Eduardo Kobra em “Desenhando um mundo melhor”

Na sexta temporada do Podcast Plenae, Eduardo Kobra conta como passou de pichador na zona norte para muralista internacional.

12 de Setembro de 2021


Leia a transcrição completa do episódio abaixo:


[trilha sonora]

Eduardo Kobra: Quando meu trabalho apareceu, eu fui muito discriminado por outros artistas. Me julgaram pela estética, pela linguagem e por trabalhos que eu fiz porque eu precisava sobreviver. Mas, eu continuei me dedicando, colocando meu sentimento nas minhas obras e as coisas foram acontecendo. O que eu expresso vem da realidade que eu vivi, do bairro de onde eu nasci, da origem que eu tive. Eu uso os murais para denunciar problemas sociais e causas que ninguém quer ver.

[trilha sonora]


Geyze Diniz: Um dos artistas brasileiros mais renomados do mundo, o muralista Eduardo Kobra, também conhecido como Kobra, superou muitos obstáculos antes de ter o seu trabalho presente em mais de 35 países. Nascido em São Paulo e, apesar das adversidades de uma adolescência vivida na periferia de uma grande capital, ele conseguiu deixar o talento e a força de vontade se sobressairem.

O menino, que andava por aí pichando muros, virou então um orgulho nacional. Conheça a história de Eduardo Kobra. Ouça no final do episódio as reflexões da psicanalista Vera Iaconelli para lhe ajudar a se conectar com a história e com o momento presente. Eu sou Geyze Diniz e esse é o Podcast Plenae. Ouça e reconecte-se.


[trilha sonora]


Eduardo Kobra: Eu ganhei o meu apelido na escola. Eu era um menino retraído, não tirava nota muito boa  e passava a aula inteira desenhando. Os outros garotos viam meus desenhos no caderno e começaram a me chamar de “Cobra”, de sentido de ser bom, de ser fera naquilo.


Eu desenhava muita história em quadrinhos, super-heróis, caricaturas. Via um desenho no gibi e tentava reproduzir. Dois amigos da comunidade também tinham esse hobbie. Um deles, o Johnny, era bem melhor que eu. A gente se encontrava, mostrava os cadernos e assim ia aprendendo um com o outro. 
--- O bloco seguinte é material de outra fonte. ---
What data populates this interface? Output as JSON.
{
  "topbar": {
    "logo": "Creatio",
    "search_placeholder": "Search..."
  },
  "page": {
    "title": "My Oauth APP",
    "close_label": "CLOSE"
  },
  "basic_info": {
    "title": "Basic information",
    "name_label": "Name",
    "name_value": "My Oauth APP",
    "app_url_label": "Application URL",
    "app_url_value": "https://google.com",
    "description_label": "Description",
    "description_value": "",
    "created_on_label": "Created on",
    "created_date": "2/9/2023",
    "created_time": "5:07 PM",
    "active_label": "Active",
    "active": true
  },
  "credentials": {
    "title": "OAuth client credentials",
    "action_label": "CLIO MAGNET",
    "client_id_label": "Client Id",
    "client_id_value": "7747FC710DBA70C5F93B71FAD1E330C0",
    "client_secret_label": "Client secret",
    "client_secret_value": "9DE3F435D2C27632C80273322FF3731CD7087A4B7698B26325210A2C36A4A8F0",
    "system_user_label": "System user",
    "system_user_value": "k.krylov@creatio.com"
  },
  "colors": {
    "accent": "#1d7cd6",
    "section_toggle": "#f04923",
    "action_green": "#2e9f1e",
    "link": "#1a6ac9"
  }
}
Com uns 12, 13 anos, conheci na porta da escola uns moleques mais velhos que pichavam. Eu fiquei completamente entusiasmado com a possibilidade de colocar meu nome num muro. Era uma forma de, sei lá, me libertar, me expressar, protestar e, ao mesmo tempo, pintar. 
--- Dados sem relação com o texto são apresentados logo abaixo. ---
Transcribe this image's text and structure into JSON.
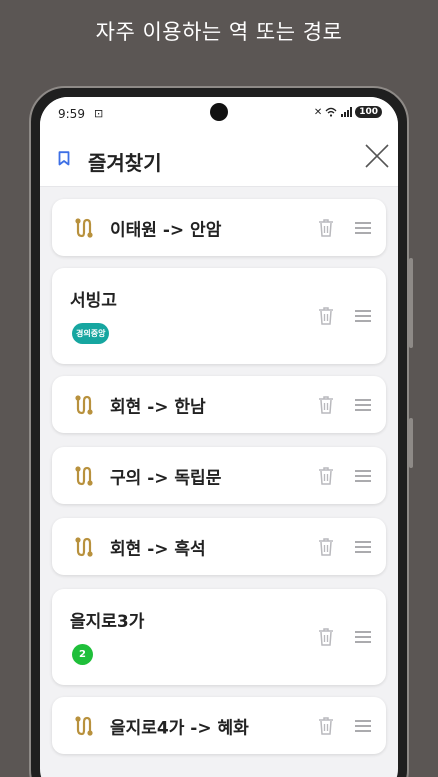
{
  "caption": "자주 이용하는 역 또는 경로",
  "status_bar": {
    "time": "9:59",
    "battery": "100"
  },
  "header": {
    "title": "즐겨찾기"
  },
  "colors": {
    "route_icon": "#b8913d",
    "gyeongui_line": "#16a6a0",
    "line_2": "#1fbf3a",
    "bookmark": "#3d6fe5"
  },
  "favorites": [
    {
      "type": "route",
      "label": "이태원 -> 안암"
    },
    {
      "type": "station",
      "label": "서빙고",
      "line_badge": "경의중앙"
    },
    {
      "type": "route",
      "label": "회현 -> 한남"
    },
    {
      "type": "route",
      "label": "구의 -> 독립문"
    },
    {
      "type": "route",
      "label": "회현 -> 흑석"
    },
    {
      "type": "station",
      "label": "을지로3가",
      "line_badge": "2"
    },
    {
      "type": "route",
      "label": "을지로4가 -> 혜화"
    }
  ]
}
Comecei a pichar dentro da escola. Pegava um pincel atômico e escrevia o meu apelido, Cobra, naquela época com “c”, no teto, nas carteiras, nas cadeiras, em qualquer lugar. Fui advertido várias vezes. Meus pais foram chamados na diretoria e assim eles souberam que eu tava pichando. Eles ficaram muito preocupados.


[trilha sonora]


Mesmo assim, eu continuei andando com aquela turma. A galera devia ter mais de 20 anos e eu era o mascote. A gente pegava ônibus, ia até o centro de São Paulo e voltava a pé pra casa, pichando muros no caminho com spray. Mudei a minha assinatura para Kobra com “K”, porque já tinha outros pichadores com “C”.  


Era uma vida bem arriscada. Tinha gente que caía de prédio e morria, outros eram pegos pela polícia. O perigo mais constante eram as brigas violentíssimas por disputa de território. Uma pessoa não pode pichar na área que não é da turma dele ou escrever o nome por cima do nome do outro.
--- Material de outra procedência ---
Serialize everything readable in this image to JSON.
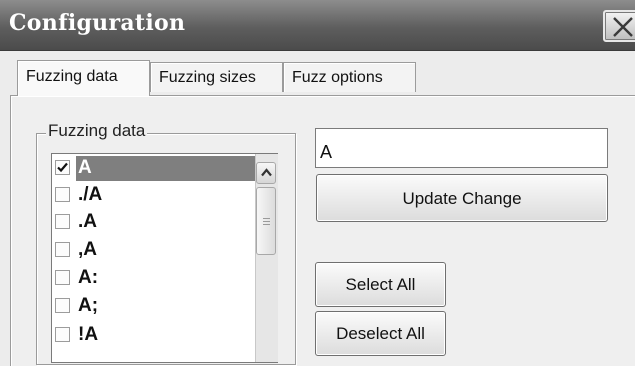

Fui detido 3 vezes, quando eu ainda era menor de idade. Numa delas, eu tava num túnel perto do Parque do Ibirapuera, com uns 4 caras. Fomos levados pra delegacia e os policiais picharam a gente. Foi humilhante. Teve outra vez que eu tava no muro do Jockey Clube, de madrugada. Quando vi a viatura, consegui me esconder junto com os travestis que fazem ponto ali. Um dos meus amigos foi detido. 


Meus pais ficavam revoltados, queriam me afastar da pichação de qualquer jeito, para me proteger. Eles não entendiam porque eu entrei naquele universo. Na verdade, nem eu mesmo entendia. Hoje eu vejo que era coisa de adolescente rebelde. Mas na época eu não tinha essa maturidade e clareza. Chegou um ponto em que eu via problemas em todo lugar: em casa, na escola, na rua. Eu tava perdido, sem rumo. 


[trilha sonora]


A minha vida começou a fazer algum sentido no dia em que eu vi uns caras dançando break. Foi no Largo São Bento, no centro de São Paulo. 


[trilha sonora]

Aquela dança acrobática, que fazia sucesso nos anos 80, chamou a minha atenção. Os caras eram de um grupo chamado Jabaquara Breakers. Me aproximei deles e ainda conheci a cultura hip hop, um movimento cultural que nasceu na periferia de Nova York, nos anos 70. Eu comecei a ouvir Racionais MC’s, Thaíde & DJ Hum. Me identifiquei com aquelas letras que falavam da violência urbana, das dificuldades da periferia, das diferenças sociais. Eu pensei: “Cara, eu também tô passando por isso”.


[trilha sonora]

Com o hip hop, eu comecei a tomar consciência do que acontecia ao meu redor. E aquilo me deu um chacoalhão, no sentido de pensar o que eu queria para a minha vida. Eu já sabia que eu não queria droga, nem crime, mas ao mesmo tempo eu me sentia deslocado socialmente. Aí o hip hop me apresentou o grafite, uma arte de rua que é um dos pilares do movimento, junto com o rap, o DJ e o break. Eu me descobri.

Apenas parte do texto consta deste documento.